The Crooked House, Dudley
This quaint little pub in South Staffordshire leans to the side like one of its patrons, who’s had one too many. It first tilted during the 18th century, when landowner Earl Glynne mined too much of the coal that was buried underneath the foundations. Over 200 years later, one side is still 4 feet lower than the other.
The Crooked House was scheduled as structurally unsafe in the 1960s, but its popularity among residents and visitors ensured that it was saved from demolition. The new owners used buttresses and girders to make it safe for habitation, while retaining its lopsided charm. Visitors in the modern day may also notice strange ‘gravitational’ effects in which glasses and other objects may appear to roll uphill across tables – without any drinking required!
The Nutshell, Bury St Edmunds
This pint-sized venue claims to be Britain’s smallest public house, with a teeny bar that’s just 15ft by 7ft. First opened in 1867, The Nutshell has been pulling drinkers in for over 150 years – and once squashed 110 people (and a dog) on a record breaking day in 1984.
But the small size isn’t the only attraction. A host of weird and wonderful objects await you inside, including a 300-year-old partially fossilised dead cat (certainly a conversation piece) and a preserved three legged chick in a jar. International visitors have also covered the ceiling with foreign banknotes over the years, making The Nutshell one of the more interesting public houses to visit for a pint – in a nation that is packed full of them.

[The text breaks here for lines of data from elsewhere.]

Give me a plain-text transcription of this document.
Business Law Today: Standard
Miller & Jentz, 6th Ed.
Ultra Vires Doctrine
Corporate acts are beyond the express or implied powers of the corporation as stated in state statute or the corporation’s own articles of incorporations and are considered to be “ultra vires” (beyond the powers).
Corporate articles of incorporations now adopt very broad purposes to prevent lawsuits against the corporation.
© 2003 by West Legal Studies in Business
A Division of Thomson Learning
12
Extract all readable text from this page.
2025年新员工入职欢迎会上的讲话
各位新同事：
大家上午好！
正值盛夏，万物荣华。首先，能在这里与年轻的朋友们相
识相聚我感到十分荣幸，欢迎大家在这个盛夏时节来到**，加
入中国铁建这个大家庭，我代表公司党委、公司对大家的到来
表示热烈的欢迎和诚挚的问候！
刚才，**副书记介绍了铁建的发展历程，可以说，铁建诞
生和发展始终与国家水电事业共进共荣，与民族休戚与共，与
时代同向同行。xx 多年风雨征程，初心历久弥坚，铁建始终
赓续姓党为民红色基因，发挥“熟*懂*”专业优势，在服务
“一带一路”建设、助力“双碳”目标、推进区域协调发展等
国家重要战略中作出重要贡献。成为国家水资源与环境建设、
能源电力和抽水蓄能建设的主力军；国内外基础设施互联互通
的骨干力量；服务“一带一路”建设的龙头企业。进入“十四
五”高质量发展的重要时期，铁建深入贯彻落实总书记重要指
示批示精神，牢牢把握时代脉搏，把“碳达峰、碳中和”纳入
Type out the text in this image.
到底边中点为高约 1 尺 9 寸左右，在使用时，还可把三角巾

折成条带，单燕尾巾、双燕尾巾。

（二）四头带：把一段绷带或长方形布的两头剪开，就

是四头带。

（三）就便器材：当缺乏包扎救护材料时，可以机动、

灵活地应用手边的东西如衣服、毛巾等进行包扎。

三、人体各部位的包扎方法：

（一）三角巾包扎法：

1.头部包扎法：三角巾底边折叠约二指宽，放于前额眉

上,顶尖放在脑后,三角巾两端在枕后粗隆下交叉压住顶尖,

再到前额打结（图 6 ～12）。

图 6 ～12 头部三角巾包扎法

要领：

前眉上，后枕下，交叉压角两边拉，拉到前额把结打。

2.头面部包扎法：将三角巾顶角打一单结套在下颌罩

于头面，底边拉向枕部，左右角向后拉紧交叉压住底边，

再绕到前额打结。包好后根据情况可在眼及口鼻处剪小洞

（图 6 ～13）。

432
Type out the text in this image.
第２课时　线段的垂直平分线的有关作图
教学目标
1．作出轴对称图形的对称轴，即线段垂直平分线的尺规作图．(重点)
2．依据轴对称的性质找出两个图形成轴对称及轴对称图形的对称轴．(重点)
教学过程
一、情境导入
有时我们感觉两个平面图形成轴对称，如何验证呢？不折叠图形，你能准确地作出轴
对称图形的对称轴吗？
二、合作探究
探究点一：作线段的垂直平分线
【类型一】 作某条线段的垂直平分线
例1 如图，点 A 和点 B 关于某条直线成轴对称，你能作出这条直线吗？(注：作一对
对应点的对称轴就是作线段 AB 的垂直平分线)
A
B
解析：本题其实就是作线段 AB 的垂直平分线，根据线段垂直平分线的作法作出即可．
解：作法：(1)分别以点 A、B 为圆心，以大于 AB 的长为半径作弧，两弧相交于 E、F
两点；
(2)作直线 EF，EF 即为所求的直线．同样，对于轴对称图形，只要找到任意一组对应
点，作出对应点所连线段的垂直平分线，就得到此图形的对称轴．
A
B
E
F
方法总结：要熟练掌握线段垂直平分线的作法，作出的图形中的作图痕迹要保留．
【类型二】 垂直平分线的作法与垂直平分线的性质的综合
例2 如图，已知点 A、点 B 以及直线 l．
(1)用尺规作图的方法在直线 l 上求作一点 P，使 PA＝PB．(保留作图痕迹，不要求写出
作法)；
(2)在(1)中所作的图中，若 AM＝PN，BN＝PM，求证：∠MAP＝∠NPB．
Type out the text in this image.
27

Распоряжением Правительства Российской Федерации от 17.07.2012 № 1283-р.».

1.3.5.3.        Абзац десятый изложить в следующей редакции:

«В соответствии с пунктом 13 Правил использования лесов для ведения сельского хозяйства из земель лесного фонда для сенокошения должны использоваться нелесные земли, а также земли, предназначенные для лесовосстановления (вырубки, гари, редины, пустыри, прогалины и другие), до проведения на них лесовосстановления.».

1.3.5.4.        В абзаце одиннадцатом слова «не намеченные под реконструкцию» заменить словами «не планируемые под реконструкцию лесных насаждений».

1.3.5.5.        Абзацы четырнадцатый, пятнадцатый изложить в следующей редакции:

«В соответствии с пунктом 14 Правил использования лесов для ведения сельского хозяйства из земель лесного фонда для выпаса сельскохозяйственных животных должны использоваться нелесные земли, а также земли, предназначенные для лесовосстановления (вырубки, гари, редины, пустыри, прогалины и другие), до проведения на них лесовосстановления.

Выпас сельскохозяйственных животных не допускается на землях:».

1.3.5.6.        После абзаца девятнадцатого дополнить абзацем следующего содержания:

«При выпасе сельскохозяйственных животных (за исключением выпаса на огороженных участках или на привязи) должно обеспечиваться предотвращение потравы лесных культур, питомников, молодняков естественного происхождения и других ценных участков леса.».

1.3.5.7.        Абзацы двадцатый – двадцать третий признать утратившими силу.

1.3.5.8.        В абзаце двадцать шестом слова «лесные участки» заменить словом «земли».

The Marsden Grotto, South Shields
The Marsden Grotto, near Newcastle, is the only pub in the country partially built into a cave under cliffs – and one of only three cave bars in all of Europe. Legend has it that way back in 1782, a local man, affectionately known as Jack the Blaster, didn’t want to pay extortionate rents on existing properties, so instead he stole some dynamite from the local quarry and literally exploded himself a new home under the cliffs. Such a story caused a fuss even back then, and the home was soon converted into a makeshift drinks dispensary as people flocked to visit.
You can still visit The Marsden Grotto today, although it is now a much classier venue – fully kitted out with all modern amenities. The cave bar truly is a sight to behold and well worth a visit if you’re ever in the Tyne & Wear area.
Ye Olde Trip to Jerusalem, Nottingham
Ye Olde Trip to Jerusalem claims to be Britain’s oldest pub, dating back to at least 1067 – when records show Nottingham Castle expanded to include a Brewhouse on the exact spot where the pub stands today. Whether it was a public house in the modern sense of the term is debatable, but drinking has been going on here since that time at least! The foundations of today’s building were laid around 1650 and some of these parts can still be visited today.
Steeped in old lore, The Jerusalem also has a legendarily cursed model boat in a bottle in its upstairs viewing room. Local rumours suggest that the last three people who cleaned it died in mysterious circumstances shortly afterwards. In any rate, the landlords haven’t let anyone dust the ship down in hundreds of years and it is now covered in a thick layer of grime. Come for a pint here and you can taste the history!